= Durfee square =

Integer partition attribute, in number theory

In number theory, a Durfee square is an attribute of an integer partition. A partition of n has a Durfee square of size s if s is the largest number such that the partition contains at least s parts with values ≥ s. An equivalent, but more visual, definition is that the Durfee square is the largest square that is contained within a partition's Ferrers diagram. The side-length of the Durfee square is known as the rank of the partition.

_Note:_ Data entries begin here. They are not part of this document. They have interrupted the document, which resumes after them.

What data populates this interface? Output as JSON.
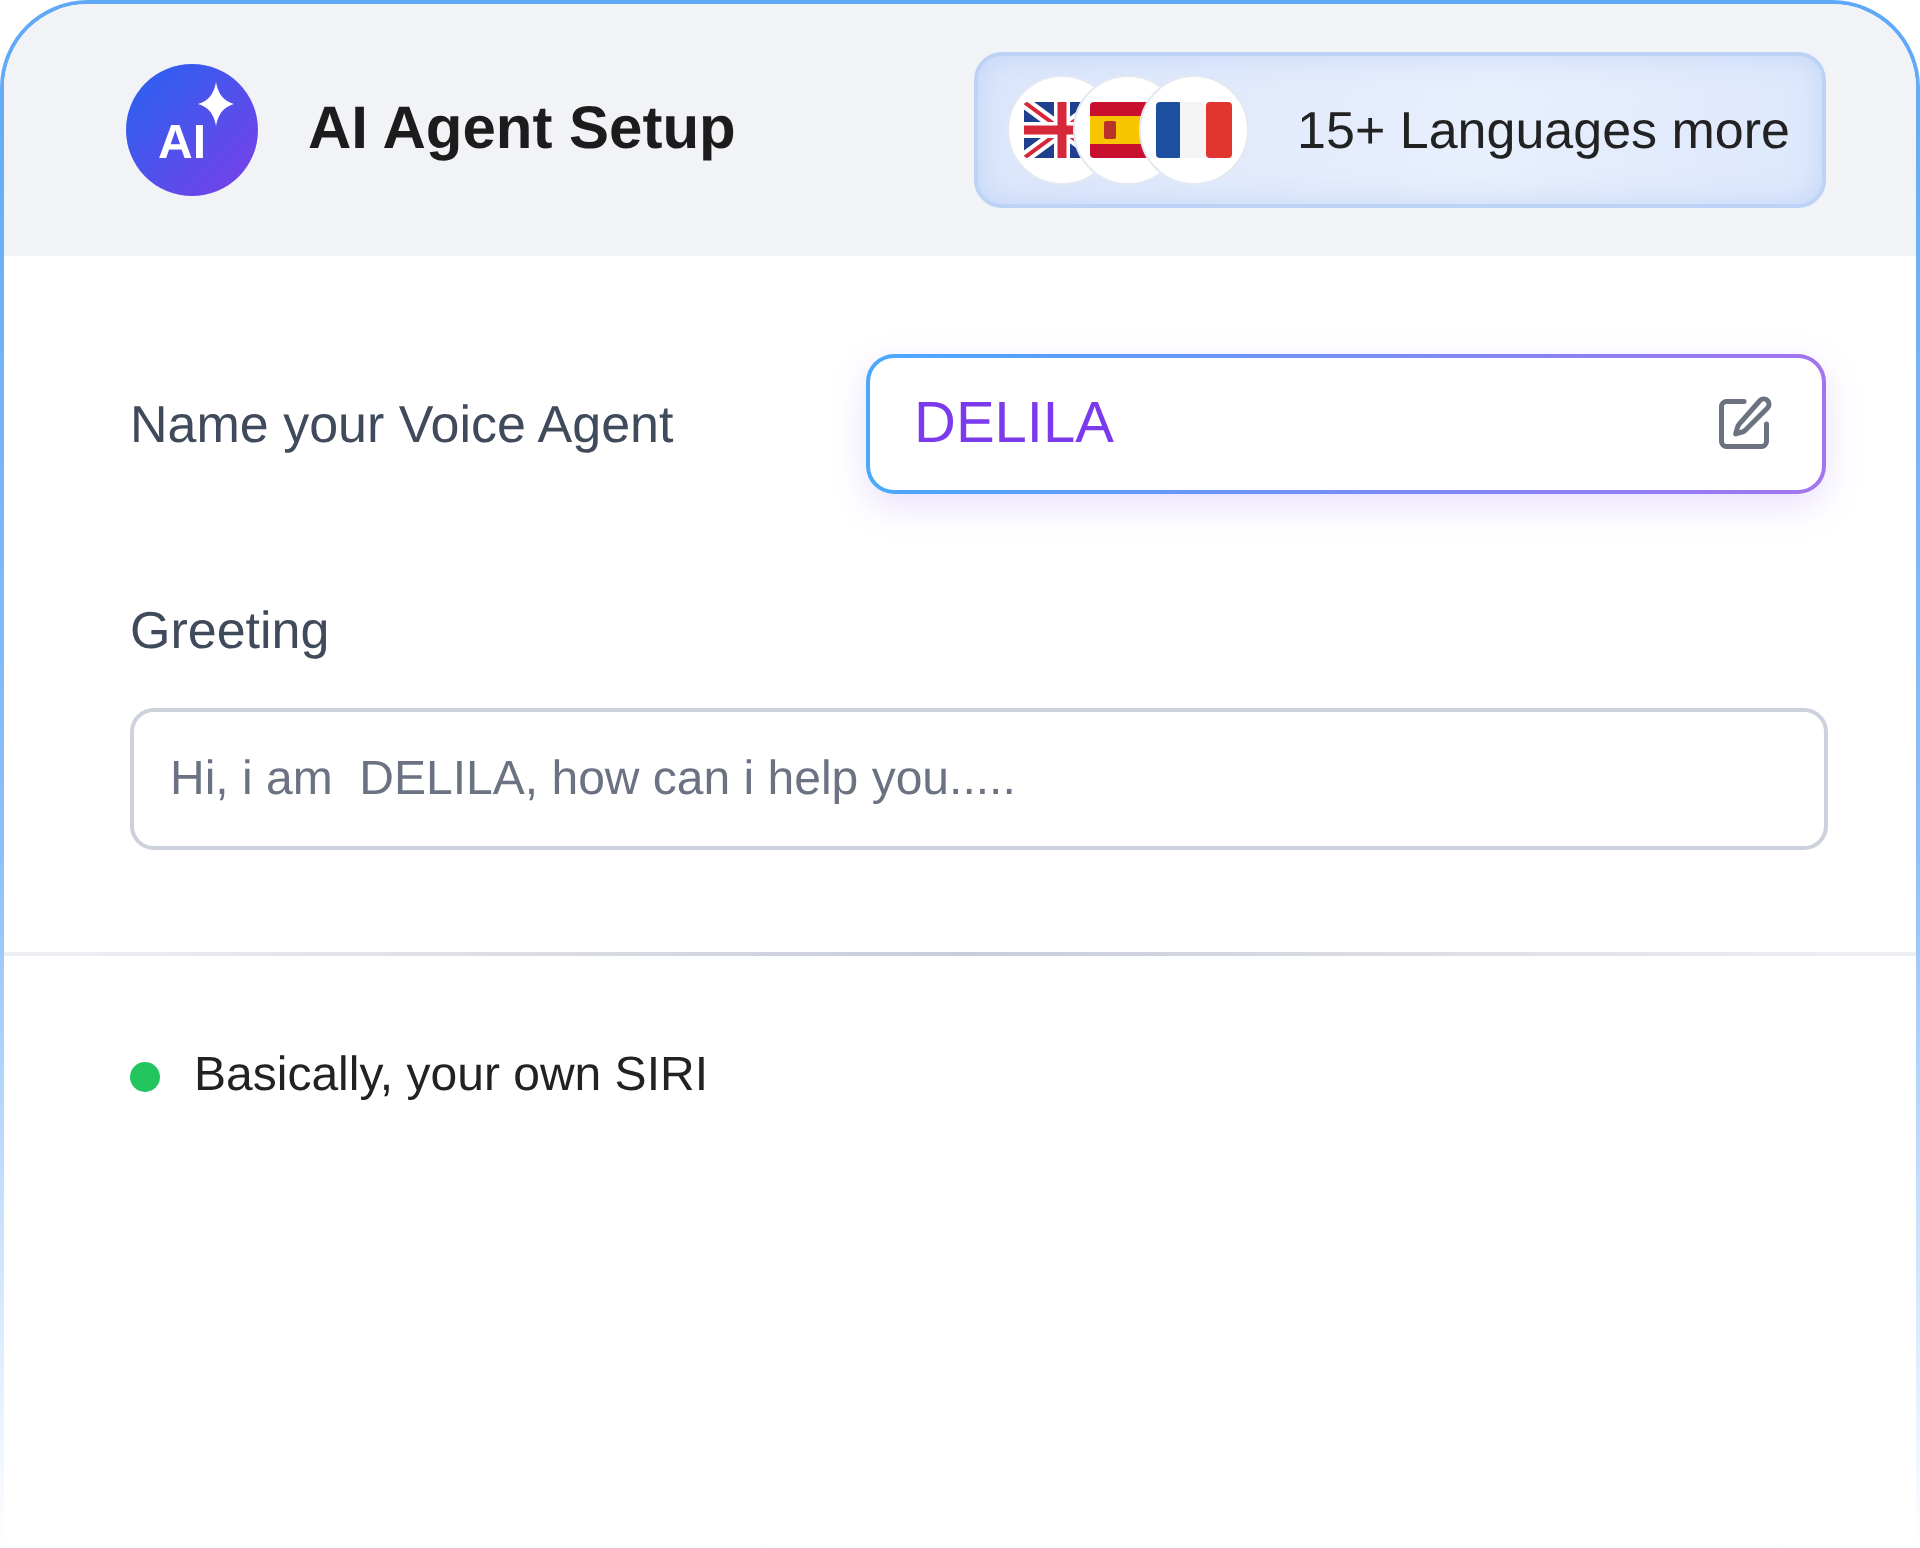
{
  "header": {
    "logo_text": "AI",
    "title": "AI Agent Setup",
    "languages": {
      "flags": [
        {
          "kind": "uk"
        },
        {
          "kind": "spain"
        },
        {
          "kind": "france"
        }
      ],
      "label": "15+ Languages more"
    }
  },
  "form": {
    "name": {
      "label": "Name your Voice Agent",
      "value": "DELILA"
    },
    "greeting": {
      "label": "Greeting",
      "value": "Hi, i am  DELILA, how can i help you....."
    }
  },
  "note": {
    "text": "Basically, your own SIRI",
    "color": "#22c55e"
  }
}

The Durfee symbol consists of the two partitions represented by the points to the right or below the Durfee square.

==Examples==
The partition 4 + 3 + 3 + 2 + 1 + 1:

has a Durfee square of side 3 (in red) because it contains 3 parts that are ≥ 3, but does not contain 4 parts that are ≥ 4. Its Durfee symbol consists of the 2 partitions 1 and 2+1+1.

==History==
Durfee squares are named after William Pitt Durfee, a student of English mathematician James Joseph Sylvester. In a letter to Arthur Cayley in 1883, Sylvester wrote:

"Durfee's square is a great invention of the importance of which its author has no conception."

==Generating function==

The Durfee square method leads to this generating function for the integer partitions:

$P(x) = \sum_{k=0}^\infty \frac{x^{k^2}}{\prod_{i=1}^k (1-x^i)^2}$

where $x^{k^2}$ is the size of the Durfee square, and $(1-x^i)^2$ represents the two sections to the right and below a Durfee square of size k (being two partitions into parts of size at most k, equivalently partitions with at most k parts).

==Properties==
It is clear from the visual definition that the Durfee square of a partition and its conjugate partition have the same size. The partitions of an integer n contain Durfee squares with sides up to and including $\lfloor \sqrt{n} \rfloor$.